A MECHANIC, who turned up at his former school allegedly brandishing a Stanley knife following a call from his younger brother about bullying, has been ordered by a judge to keep away from the place.
Barrister Robert Lowe told the Circuit Civil Court yesterday that Dean Moss had rushed by car to Collinstown Park Community College, Clondalkin, Dublin, on November 5 last and had threatened staff.
In an application by the school authorities for injunctions restraining Mr Moss from entering the school or its grounds again, Mr Moss, of St Mark's Drive, Clondalkin, represented himself and denied having a Stanley knife.
He said he had his phone in his hand and had gone to the college after his younger brother had called him and said he was being bullied by another pupil.
College principal Pauline Duffy told Judge Jacqueline Linnane that Mr Moss's behaviour was completely unacceptable and unprecedented, forcing the college authorities to initiate legal proceedings against him.
His younger brother had phoned Mr Moss following a "behavioural issue" in class involving himself and another student.
She said Moss had jumped out of his car in a terrible rage and staff members Kathleen Kinsella and Sharon Coffee had attempted to block and prevent him from entering.
They had difficulty restraining Mr Moss and two male teachers, Robert Dunne and Sean Harper, had escorted him back to his car.

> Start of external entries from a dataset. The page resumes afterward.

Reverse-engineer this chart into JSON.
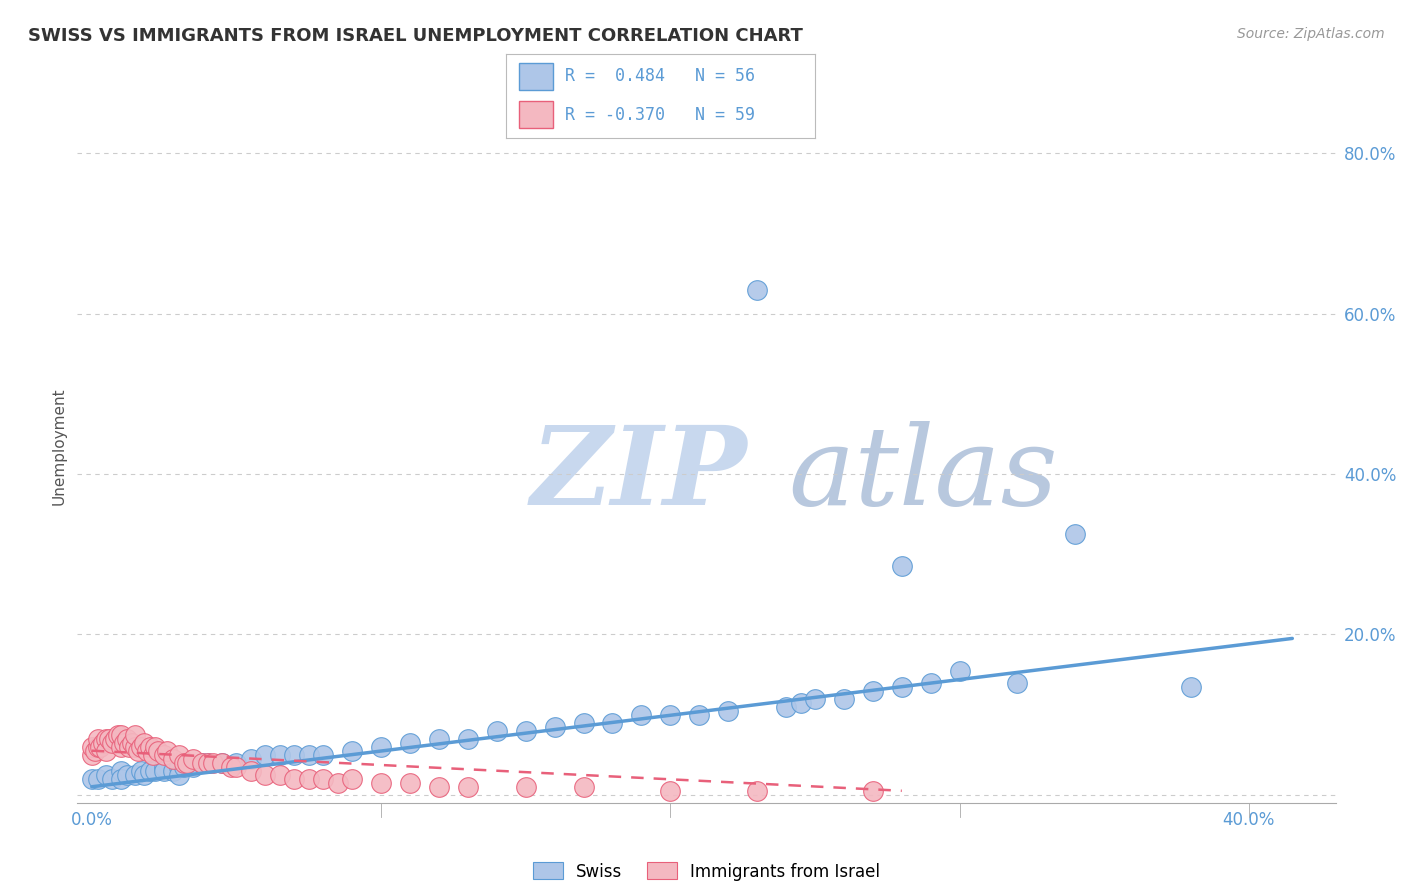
{
  "title": "SWISS VS IMMIGRANTS FROM ISRAEL UNEMPLOYMENT CORRELATION CHART",
  "source_text": "Source: ZipAtlas.com",
  "ylabel_text": "Unemployment",
  "xlim": [
    -0.005,
    0.43
  ],
  "ylim": [
    -0.01,
    0.88
  ],
  "x_tick_vals": [
    0.0,
    0.1,
    0.2,
    0.3,
    0.4
  ],
  "x_tick_labels": [
    "0.0%",
    "",
    "",
    "",
    "40.0%"
  ],
  "y_tick_vals": [
    0.0,
    0.2,
    0.4,
    0.6,
    0.8
  ],
  "y_tick_labels": [
    "",
    "20.0%",
    "40.0%",
    "60.0%",
    "80.0%"
  ],
  "legend_swiss_R": "0.484",
  "legend_swiss_N": "56",
  "legend_israel_R": "-0.370",
  "legend_israel_N": "59",
  "swiss_color": "#5b9bd5",
  "swiss_scatter_color": "#aec6e8",
  "israel_color": "#e8607a",
  "israel_scatter_color": "#f4b8c1",
  "swiss_line_x": [
    0.0,
    0.415
  ],
  "swiss_line_y": [
    0.01,
    0.195
  ],
  "israel_line_x": [
    0.0,
    0.28
  ],
  "israel_line_y": [
    0.055,
    0.005
  ],
  "swiss_pts_x": [
    0.0,
    0.002,
    0.005,
    0.007,
    0.01,
    0.01,
    0.012,
    0.015,
    0.017,
    0.018,
    0.02,
    0.022,
    0.025,
    0.025,
    0.028,
    0.03,
    0.03,
    0.032,
    0.035,
    0.038,
    0.04,
    0.045,
    0.05,
    0.055,
    0.06,
    0.065,
    0.07,
    0.075,
    0.08,
    0.09,
    0.1,
    0.11,
    0.12,
    0.13,
    0.14,
    0.15,
    0.16,
    0.17,
    0.18,
    0.19,
    0.2,
    0.21,
    0.22,
    0.23,
    0.24,
    0.245,
    0.25,
    0.26,
    0.27,
    0.28,
    0.29,
    0.3,
    0.32,
    0.34,
    0.38,
    0.28
  ],
  "swiss_pts_y": [
    0.02,
    0.02,
    0.025,
    0.02,
    0.03,
    0.02,
    0.025,
    0.025,
    0.03,
    0.025,
    0.03,
    0.03,
    0.035,
    0.03,
    0.03,
    0.035,
    0.025,
    0.035,
    0.035,
    0.04,
    0.04,
    0.04,
    0.04,
    0.045,
    0.05,
    0.05,
    0.05,
    0.05,
    0.05,
    0.055,
    0.06,
    0.065,
    0.07,
    0.07,
    0.08,
    0.08,
    0.085,
    0.09,
    0.09,
    0.1,
    0.1,
    0.1,
    0.105,
    0.63,
    0.11,
    0.115,
    0.12,
    0.12,
    0.13,
    0.135,
    0.14,
    0.155,
    0.14,
    0.325,
    0.135,
    0.285
  ],
  "israel_pts_x": [
    0.0,
    0.0,
    0.001,
    0.002,
    0.002,
    0.003,
    0.004,
    0.005,
    0.005,
    0.006,
    0.007,
    0.008,
    0.009,
    0.01,
    0.01,
    0.011,
    0.012,
    0.013,
    0.014,
    0.015,
    0.015,
    0.016,
    0.017,
    0.018,
    0.019,
    0.02,
    0.021,
    0.022,
    0.023,
    0.025,
    0.026,
    0.028,
    0.03,
    0.032,
    0.033,
    0.035,
    0.038,
    0.04,
    0.042,
    0.045,
    0.048,
    0.05,
    0.055,
    0.06,
    0.065,
    0.07,
    0.075,
    0.08,
    0.085,
    0.09,
    0.1,
    0.11,
    0.12,
    0.13,
    0.15,
    0.17,
    0.2,
    0.23,
    0.27
  ],
  "israel_pts_y": [
    0.05,
    0.06,
    0.055,
    0.06,
    0.07,
    0.06,
    0.065,
    0.07,
    0.055,
    0.07,
    0.065,
    0.07,
    0.075,
    0.06,
    0.075,
    0.065,
    0.07,
    0.06,
    0.065,
    0.06,
    0.075,
    0.055,
    0.06,
    0.065,
    0.055,
    0.06,
    0.05,
    0.06,
    0.055,
    0.05,
    0.055,
    0.045,
    0.05,
    0.04,
    0.04,
    0.045,
    0.04,
    0.04,
    0.04,
    0.04,
    0.035,
    0.035,
    0.03,
    0.025,
    0.025,
    0.02,
    0.02,
    0.02,
    0.015,
    0.02,
    0.015,
    0.015,
    0.01,
    0.01,
    0.01,
    0.01,
    0.005,
    0.005,
    0.005
  ],
  "background_color": "#ffffff",
  "grid_color": "#cccccc",
  "watermark_zip_color": "#c8d8ee",
  "watermark_atlas_color": "#b8c8de"
}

Ms Duffy said Mr Moss had been extremely aggressive, threatening and insulting to people.
He had waved the knife at two members of staff and Ms Kinsella had been injured during the incident.

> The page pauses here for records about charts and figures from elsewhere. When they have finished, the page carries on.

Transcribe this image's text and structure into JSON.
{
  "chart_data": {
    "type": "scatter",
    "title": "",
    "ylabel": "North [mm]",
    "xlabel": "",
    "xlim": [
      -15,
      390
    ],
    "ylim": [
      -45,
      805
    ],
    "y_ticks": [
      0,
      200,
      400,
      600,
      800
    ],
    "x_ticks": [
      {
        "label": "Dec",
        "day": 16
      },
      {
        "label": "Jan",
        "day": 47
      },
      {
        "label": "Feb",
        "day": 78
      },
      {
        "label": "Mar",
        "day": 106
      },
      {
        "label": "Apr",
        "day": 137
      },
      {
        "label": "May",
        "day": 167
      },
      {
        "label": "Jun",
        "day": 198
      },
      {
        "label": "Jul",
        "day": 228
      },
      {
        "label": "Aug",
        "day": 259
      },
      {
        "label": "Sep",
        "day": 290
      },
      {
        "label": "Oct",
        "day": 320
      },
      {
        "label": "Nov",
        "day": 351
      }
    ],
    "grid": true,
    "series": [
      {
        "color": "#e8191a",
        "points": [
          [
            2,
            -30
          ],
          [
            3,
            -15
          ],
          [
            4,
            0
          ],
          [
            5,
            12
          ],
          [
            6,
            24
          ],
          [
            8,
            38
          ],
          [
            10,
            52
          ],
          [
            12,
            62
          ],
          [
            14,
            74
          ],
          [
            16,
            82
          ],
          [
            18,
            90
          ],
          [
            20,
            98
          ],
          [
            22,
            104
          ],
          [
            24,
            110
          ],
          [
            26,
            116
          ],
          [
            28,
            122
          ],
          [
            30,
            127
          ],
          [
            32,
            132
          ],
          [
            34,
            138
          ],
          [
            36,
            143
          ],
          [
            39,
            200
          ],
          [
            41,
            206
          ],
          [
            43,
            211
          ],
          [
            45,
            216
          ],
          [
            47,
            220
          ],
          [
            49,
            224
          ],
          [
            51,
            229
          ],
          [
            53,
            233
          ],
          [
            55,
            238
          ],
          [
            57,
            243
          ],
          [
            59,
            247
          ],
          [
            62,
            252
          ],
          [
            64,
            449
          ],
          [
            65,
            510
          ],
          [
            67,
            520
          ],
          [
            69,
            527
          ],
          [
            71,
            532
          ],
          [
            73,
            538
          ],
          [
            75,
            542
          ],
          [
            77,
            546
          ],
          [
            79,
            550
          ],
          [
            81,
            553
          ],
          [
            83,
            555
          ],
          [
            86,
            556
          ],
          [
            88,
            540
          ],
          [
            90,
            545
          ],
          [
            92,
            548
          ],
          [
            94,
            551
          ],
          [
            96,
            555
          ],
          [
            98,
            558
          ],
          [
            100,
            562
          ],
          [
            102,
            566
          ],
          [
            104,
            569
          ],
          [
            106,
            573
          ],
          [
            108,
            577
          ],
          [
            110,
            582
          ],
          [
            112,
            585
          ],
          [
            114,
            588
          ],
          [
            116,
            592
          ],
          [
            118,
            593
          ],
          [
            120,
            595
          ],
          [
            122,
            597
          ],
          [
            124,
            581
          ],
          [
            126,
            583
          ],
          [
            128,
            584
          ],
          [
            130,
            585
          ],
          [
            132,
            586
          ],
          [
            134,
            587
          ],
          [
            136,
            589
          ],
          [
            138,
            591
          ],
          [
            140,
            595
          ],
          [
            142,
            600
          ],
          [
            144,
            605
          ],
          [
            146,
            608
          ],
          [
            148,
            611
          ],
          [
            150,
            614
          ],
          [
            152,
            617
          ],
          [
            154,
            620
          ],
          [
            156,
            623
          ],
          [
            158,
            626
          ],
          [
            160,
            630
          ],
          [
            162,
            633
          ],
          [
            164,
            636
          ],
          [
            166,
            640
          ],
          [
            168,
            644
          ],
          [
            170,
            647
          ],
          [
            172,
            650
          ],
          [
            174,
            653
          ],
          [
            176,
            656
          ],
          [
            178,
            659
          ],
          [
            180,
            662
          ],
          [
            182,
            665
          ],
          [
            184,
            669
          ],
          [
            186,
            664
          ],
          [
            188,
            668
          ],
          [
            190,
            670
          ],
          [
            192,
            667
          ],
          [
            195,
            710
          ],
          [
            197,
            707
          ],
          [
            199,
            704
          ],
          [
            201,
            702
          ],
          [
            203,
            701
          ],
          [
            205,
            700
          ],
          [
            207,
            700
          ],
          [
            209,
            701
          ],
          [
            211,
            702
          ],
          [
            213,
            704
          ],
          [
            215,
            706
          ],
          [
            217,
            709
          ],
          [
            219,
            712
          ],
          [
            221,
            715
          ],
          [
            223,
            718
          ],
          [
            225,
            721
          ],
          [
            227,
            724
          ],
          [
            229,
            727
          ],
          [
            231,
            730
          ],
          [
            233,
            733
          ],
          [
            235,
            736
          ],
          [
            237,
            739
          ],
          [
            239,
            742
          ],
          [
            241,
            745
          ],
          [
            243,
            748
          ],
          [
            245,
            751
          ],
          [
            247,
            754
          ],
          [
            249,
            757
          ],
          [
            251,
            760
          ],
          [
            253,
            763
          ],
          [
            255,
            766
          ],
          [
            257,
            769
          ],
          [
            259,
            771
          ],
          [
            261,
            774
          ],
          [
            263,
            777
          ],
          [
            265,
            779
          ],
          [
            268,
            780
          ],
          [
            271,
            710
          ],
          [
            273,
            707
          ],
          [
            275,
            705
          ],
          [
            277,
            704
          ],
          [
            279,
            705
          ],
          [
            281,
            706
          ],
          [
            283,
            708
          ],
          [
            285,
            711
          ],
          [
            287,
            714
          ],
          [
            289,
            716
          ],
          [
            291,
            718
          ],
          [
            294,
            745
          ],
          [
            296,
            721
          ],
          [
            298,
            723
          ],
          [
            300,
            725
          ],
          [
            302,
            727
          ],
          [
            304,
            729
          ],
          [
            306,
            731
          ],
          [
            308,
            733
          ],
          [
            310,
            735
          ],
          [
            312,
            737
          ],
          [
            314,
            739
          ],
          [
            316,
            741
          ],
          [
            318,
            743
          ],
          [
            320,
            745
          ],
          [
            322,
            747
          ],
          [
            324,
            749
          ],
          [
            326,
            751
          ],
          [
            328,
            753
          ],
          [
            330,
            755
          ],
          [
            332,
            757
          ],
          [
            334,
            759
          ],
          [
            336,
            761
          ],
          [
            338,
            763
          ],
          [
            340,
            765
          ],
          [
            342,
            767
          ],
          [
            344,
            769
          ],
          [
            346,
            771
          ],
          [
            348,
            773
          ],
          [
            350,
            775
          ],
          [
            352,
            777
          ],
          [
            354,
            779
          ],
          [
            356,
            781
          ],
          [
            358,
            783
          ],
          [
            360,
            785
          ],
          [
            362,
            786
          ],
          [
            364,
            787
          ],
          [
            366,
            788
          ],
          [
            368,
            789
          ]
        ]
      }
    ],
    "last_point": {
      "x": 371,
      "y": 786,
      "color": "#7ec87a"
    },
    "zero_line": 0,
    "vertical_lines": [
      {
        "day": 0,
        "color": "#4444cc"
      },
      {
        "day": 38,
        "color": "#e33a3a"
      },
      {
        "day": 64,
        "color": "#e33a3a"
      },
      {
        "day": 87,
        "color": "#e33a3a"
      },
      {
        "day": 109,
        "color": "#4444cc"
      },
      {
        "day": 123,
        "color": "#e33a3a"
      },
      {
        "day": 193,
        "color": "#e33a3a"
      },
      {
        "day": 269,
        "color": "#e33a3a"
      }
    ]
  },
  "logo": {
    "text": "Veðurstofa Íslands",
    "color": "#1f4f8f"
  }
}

She said the incident had a serious impact on all of the teaching staff.
Judge Linnane granted the college authority, Dublin and Dunlaoghaire Education and Training Board, temporary injunctions restraining Mr Moss from attending at the college, trespassing or besetting or threatening staff.
The Board, which was awarded its costs, is seeking permanent restraining orders against Mr Moss. The board had taken out the legal proceedings on behalf of the college.